Krazy Kevin may be obscure and irrelevant, but you're the poor sap who's reading his reviews as you surf the web from a cubicle somewhere in middle America. So you tell us if it's fucking worth it. Also, you seem to have a problem with unnecessarily doubling your sentence-ending punctuation marks. We're here to tell ya that just a little bit of crank will take care of that affliction and have you churning out idiosyncrasy-free correspondence like a pro in no time.
ROLLING [SUC]
Dear eXile,
How can you morons take so seriously the fact that Rolling Stone wrote you up. Those assholes haven't been hip for about thirty years--they're the epitome of kultur krust. What has happened to the self-proclaimed "edgiest" newspaper in the world when its editors can't stop boasting about being in the most middlebrow entertainment magazine in America?
Tracy Hammer
Dear Ms. Hammer,
You just don't get it, do you? It's not that we care where our fame emanates from--it's that YOU care.
WOULD E LIE?
Dear Editor,
I understand that now that the crisis is gettin even worse and the holiday season has kept y'all short on body fluids you probably don't have too much of a desire to get back to work. Yet my demand is that you do so and provide partay-seekers with more updates on clubs and shows of our little Sodom and Gomorrah here. You got so lazy that your website hasn't been updated since December 3rd, Krazy Kevin only writes about how he stayed at home doing nothing, and Johnny Chen comes up with reviews of himself. How about something action live and new to offset the dark and gloomy Russkie winter? By the way a t-shirt would work just as good. You can always find me begging in the perehod from Chistiye Prudy to Turgenivskaya.
Horny Russian Xmas to you and your mom,
Eli.
Dear Eli,
Our market research dept. has assured us that we don't have to update anything or write anything interesting for at least another 9 issues, because people like you are guaranteed to continue picking us up or checking our website disappointing time after disappointing time.

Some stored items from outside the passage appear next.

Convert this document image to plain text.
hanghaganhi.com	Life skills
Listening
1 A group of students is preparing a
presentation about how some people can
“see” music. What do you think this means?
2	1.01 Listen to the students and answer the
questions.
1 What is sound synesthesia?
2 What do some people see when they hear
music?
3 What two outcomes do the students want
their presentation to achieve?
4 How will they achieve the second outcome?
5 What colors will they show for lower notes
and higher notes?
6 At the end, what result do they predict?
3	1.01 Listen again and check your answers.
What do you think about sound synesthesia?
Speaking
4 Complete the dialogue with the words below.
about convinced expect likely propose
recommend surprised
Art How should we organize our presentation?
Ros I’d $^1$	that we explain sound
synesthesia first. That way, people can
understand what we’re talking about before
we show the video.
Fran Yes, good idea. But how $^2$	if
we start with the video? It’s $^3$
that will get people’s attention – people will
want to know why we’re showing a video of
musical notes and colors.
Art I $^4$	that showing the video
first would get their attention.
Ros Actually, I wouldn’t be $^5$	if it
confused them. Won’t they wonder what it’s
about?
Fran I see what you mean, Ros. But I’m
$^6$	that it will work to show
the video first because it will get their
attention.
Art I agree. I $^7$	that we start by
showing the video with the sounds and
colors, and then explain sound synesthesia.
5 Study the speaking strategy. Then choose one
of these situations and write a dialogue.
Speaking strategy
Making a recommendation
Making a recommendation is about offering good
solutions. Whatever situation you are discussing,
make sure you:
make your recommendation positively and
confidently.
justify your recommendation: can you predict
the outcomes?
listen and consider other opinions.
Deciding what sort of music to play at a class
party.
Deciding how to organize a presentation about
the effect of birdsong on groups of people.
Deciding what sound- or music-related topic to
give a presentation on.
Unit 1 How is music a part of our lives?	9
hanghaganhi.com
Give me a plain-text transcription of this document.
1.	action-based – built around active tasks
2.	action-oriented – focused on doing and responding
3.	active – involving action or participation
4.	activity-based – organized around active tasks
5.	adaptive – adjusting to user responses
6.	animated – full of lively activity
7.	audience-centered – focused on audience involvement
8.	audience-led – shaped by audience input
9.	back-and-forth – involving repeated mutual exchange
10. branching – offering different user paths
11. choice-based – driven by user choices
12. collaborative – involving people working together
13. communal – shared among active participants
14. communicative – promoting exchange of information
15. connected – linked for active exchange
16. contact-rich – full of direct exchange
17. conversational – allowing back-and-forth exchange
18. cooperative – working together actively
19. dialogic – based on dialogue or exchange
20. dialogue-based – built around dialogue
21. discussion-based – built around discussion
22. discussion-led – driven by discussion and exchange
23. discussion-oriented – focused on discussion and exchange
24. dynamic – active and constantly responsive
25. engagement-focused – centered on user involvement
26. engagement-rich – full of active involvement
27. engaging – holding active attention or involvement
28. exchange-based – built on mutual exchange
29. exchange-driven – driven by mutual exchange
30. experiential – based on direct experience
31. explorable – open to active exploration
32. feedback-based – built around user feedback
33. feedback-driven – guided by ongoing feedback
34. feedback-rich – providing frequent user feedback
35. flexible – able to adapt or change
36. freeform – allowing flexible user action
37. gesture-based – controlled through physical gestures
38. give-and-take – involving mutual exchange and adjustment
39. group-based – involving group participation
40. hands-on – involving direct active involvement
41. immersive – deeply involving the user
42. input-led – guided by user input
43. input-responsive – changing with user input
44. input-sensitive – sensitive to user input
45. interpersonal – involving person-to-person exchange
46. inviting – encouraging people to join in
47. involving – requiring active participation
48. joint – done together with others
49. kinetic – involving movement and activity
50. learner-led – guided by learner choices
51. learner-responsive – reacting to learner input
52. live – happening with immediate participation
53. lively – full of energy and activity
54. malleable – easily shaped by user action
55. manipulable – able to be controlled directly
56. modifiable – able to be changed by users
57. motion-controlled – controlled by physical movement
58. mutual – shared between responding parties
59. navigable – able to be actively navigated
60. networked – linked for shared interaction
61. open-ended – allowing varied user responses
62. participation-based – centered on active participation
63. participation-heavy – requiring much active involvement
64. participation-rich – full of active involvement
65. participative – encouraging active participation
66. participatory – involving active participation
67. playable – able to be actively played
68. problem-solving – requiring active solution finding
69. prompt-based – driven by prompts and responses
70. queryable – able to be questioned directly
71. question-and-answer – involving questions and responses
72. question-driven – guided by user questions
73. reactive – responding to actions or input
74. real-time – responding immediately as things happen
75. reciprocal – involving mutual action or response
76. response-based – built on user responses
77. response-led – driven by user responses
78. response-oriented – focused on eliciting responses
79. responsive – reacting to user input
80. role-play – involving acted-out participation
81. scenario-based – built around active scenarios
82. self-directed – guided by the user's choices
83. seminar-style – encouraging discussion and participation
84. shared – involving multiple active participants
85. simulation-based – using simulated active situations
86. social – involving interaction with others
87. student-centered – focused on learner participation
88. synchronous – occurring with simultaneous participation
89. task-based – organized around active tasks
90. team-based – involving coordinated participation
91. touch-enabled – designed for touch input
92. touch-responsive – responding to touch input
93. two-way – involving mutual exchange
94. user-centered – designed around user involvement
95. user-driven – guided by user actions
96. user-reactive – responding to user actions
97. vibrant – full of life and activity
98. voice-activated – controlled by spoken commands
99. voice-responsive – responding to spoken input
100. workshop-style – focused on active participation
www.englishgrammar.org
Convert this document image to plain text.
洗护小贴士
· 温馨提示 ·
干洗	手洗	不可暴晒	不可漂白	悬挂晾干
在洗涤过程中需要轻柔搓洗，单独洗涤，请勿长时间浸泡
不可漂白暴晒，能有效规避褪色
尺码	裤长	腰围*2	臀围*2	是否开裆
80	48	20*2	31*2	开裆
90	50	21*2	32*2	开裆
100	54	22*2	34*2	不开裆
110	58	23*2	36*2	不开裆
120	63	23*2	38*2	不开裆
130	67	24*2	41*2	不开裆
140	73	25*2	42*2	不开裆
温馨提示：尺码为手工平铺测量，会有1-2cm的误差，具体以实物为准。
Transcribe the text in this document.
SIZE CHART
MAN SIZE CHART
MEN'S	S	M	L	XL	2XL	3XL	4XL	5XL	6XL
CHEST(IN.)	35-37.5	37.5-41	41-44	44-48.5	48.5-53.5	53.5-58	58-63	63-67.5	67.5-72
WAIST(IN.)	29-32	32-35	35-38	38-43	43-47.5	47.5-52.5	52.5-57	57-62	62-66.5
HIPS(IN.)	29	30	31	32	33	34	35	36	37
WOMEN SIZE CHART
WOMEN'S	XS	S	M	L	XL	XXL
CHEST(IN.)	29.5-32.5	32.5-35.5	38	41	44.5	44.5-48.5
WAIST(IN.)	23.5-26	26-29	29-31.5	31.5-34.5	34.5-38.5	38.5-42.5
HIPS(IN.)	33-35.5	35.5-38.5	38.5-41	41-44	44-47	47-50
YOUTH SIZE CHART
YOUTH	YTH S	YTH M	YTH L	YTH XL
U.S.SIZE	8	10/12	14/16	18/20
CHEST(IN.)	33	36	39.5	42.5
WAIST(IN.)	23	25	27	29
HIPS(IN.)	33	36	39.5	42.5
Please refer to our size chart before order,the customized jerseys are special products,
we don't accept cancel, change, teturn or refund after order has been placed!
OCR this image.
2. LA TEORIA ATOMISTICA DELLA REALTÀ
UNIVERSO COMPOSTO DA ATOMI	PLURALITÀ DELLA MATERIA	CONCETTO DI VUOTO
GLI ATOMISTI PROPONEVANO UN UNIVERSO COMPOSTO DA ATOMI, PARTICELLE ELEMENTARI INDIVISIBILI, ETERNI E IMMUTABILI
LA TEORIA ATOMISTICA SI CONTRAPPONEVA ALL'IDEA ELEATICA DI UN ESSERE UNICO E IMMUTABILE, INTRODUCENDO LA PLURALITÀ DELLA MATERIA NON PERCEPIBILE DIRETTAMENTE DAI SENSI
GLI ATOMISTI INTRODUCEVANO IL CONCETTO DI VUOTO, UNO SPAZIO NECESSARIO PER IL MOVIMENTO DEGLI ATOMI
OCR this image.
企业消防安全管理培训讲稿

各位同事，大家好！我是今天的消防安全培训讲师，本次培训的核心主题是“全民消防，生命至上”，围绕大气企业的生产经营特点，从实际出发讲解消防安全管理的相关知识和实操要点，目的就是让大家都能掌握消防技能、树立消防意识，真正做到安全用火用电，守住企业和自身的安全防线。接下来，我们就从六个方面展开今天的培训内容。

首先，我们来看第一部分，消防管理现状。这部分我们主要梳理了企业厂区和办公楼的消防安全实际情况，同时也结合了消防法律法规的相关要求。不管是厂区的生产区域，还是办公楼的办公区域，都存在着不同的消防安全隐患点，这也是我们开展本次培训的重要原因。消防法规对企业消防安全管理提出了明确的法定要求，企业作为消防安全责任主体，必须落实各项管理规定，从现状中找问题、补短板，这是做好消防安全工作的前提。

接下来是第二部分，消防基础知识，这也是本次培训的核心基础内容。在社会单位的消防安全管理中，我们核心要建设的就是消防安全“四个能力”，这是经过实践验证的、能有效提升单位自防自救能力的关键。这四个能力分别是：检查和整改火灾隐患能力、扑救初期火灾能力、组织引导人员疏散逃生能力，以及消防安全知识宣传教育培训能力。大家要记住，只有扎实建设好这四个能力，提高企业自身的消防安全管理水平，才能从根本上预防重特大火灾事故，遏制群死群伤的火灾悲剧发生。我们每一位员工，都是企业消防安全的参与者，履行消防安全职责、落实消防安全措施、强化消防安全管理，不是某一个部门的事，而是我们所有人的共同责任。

That's just the kind of readers we have. Don't hold your breath for the t-shirt. Or then again... yeah, whyn'tcha hold your breath, and we'll have the t-shirt over in a jiffy, okay?
SHITE AID
Whatever happened at the Save America bandit aid party? How many showed up and who? I wanted to show up but was busy.
Update your web site, please.
Confidentially,
Alex
Dear Alex,
The party was a total bomb. No one could get his or her mojo working on anyone else. There was a complete absence of mojosity. All we can say is, it was all their fault.
INTERNUT POWERDEAL
Dear Mark & Matt,
I recently saw a piece about your Exile project on CNN (we had a piece about us on the same day, coincidentally) and found it to be very interesting.
We currently produce a series of internet portals for regions of the world outside of the United States and Western Europe, called Orientation (http://www.orientation.com). We've been running a product covering Central & Eastern Europe for the past 8 months, and will be launching a bilingual product covering Russia in the next week. It seems that perhaps there may be an interesting opportunity to work together in some way. In particular, I would be interested in creating a special co-branded section on the english version of Orientation Russia for The Exile. You would maintain full branding, and this association would help to build your name and international profile. If you are interested in this concept, please let me know and we can discuss it in more detail.
Best Regards,
Jay Tindall, Founder, VP Product Development
Orientation - Think Globally Search Locally
LB3, 40 Conduit Road, Mid Levels, Hong Kong
Tel: (852) 2915 1288 Fax: (852) 2858 4843
Mobile: (852) 9022-1407
http://www.orientation.com
http://www.theblackbox.com
Dear Mr. Tindall,
Your concept sucks. Crawl back into that starch-collared, wedding-ringed, deal-making hole that you came out from, and don't ever bother us again.